Quelle: Schwäbisches Tagblatt -> http://www.tagblatt.de/index.php?nav2=Im%20Blickpunkt&artikel_id=35587586

Forscher fanden keine Spur von Hitlers Atombombe

Standen die Nazis im zweiten Weltkrieg kurz vor dem Einsatz einer Atombombe? Gab es gar in Thüringen einen Kernwaffen-Test? Mit diesen Spekulationen hat vor Jahresfrist der Historiker Rainer Karlsch einige Aufregung verursacht. Zumindest die zweite Frage kann jetzt mit einem klaren „Nein“ beantwortet werden.

Auf dem Truppenübungsplatz Ohrdruf in Thüringen, so Karlschs These in seinem Buch „Hitlers Bombe“, habe es im März 1945 im Zuge des Bombenbaus eine Kernexplosion gegeben, bei der möglicherweise hunderte Menschen ums Leben kamen.

Im Auftrag des Zweiten Deutschen Fernsehens wurden daraufhin Bodenproben entnommen und von der Physikalisch-Technischen Bundesanstalt (PTB) nach allen Regeln der Messkunst untersucht. Die jetzt vorliegenden Resulate besagen: Eine Kernexplosion hat es zumindest an diesem Ort nie gegeben.

Hätte die Explosion tatsächlich stattgefunden, müsste sie sich angesichts der langen Halbwertszeiten gewisser Radionuklide (das sind radioaktive Atome) auch heute noch nachweisen lassen. So „verraten“ sich manche Radionuklide durch eine typische Gammastrahlung, die beim Zerfall der Atomkerne auftritt. Die diesbezügliche Untersuchung der Wissenschaftler ergab: Die Strahlung ist gering und stammt vorwiegend von natürlich vorkommenden Radionukliden.

Als künstlich erzeugtes Radionuklid konnte in den Proben nur Cs-137 nachgewiesen werden. Dessen Strahlung liegt aber im Rahmen der durch den Reaktorunfall 1986 in Tschernobyl verursachten Bodenkomtamination. Die Belastungswerte variieren innerhalb Deutschlands sehr stark, je nachdem, wie viel Cs-137 durch den Regen aus der Tschernobyl-Wolke gewaschen wurde.

In einem zweiten Schritt haben die Forscher die Uranaktivitäten der Proben radiochemisch untersucht.
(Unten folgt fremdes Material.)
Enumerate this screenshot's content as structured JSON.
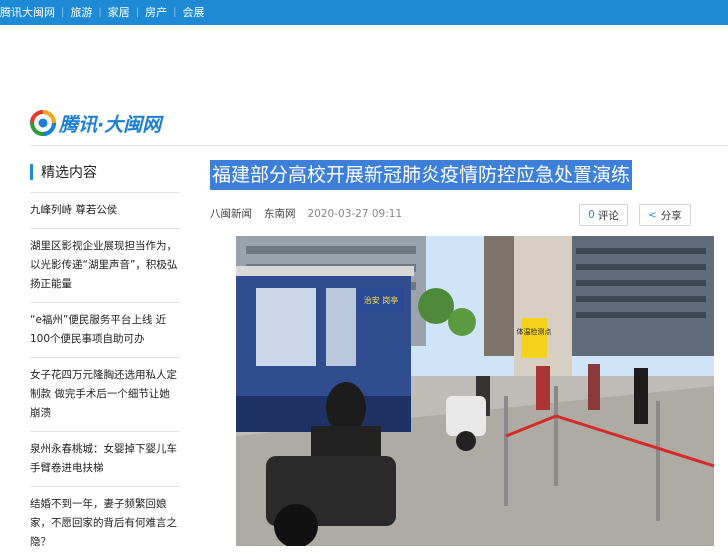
{
  "topnav": [
    "腾讯大闽网",
    "旅游",
    "家居",
    "房产",
    "会展"
  ],
  "logo": {
    "text": "腾讯·大闽网"
  },
  "sidebar": {
    "title": "精选内容",
    "items": [
      "九峰列峙 尊若公侯",
      "湖里区影视企业展现担当作为，以光影传递“湖里声音”，积极弘扬正能量",
      "“e福州”便民服务平台上线 近100个便民事项自助可办",
      "女子花四万元隆胸还选用私人定制款 做完手术后一个细节让她崩溃",
      "泉州永春桃城：女婴掉下婴儿车手臂卷进电扶梯",
      "结婚不到一年，妻子频繁回娘家，不愿回家的背后有何难言之隐？"
    ]
  },
  "article": {
    "headline": "福建部分高校开展新冠肺炎疫情防控应急处置演练",
    "source1": "八闽新闻",
    "source2": "东南网",
    "time": "2020-03-27 09:11",
    "comment_count": "0",
    "comment_label": "评论",
    "share_label": "分享"
  },
  "photo": {
    "booth_sign": "治安 岗亭",
    "sign_board": "体温检测点"
  },
  "colors": {
    "topbar": "#1e8ad6",
    "headline_bg": "#3d7fd9"
  }
}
Hintergrund: Eine explodierende Kernwaffe, für die hoch angereichertes Uran benötigt wird, müsste in der näheren Umgebung das natürliche Verhältnis der Uranisotope verschieben. Um ganz sicher zu gehen, wurden die Messzeiten für jede einzelne Probe auf mehrere Monate ausgedehnt. Resultat: Das Verhältnis stimmt mit dem natürlichen hundertprozentig überein.

Damit ist klar, dass in Ohrdruf nie eine Atombombe explodiert ist. Die Bodenproben zeigen lediglich Kontaminationen, die auf den Reaktorunfall in Tschernobyl und auf den Fallout oberirdischer Atombomben-Tests in den fünfziger und sechziger Jahren zurückgehen. Wie nah die Nazi-Wissenschaft der Atombome war, ist damit freilich nicht geklärt.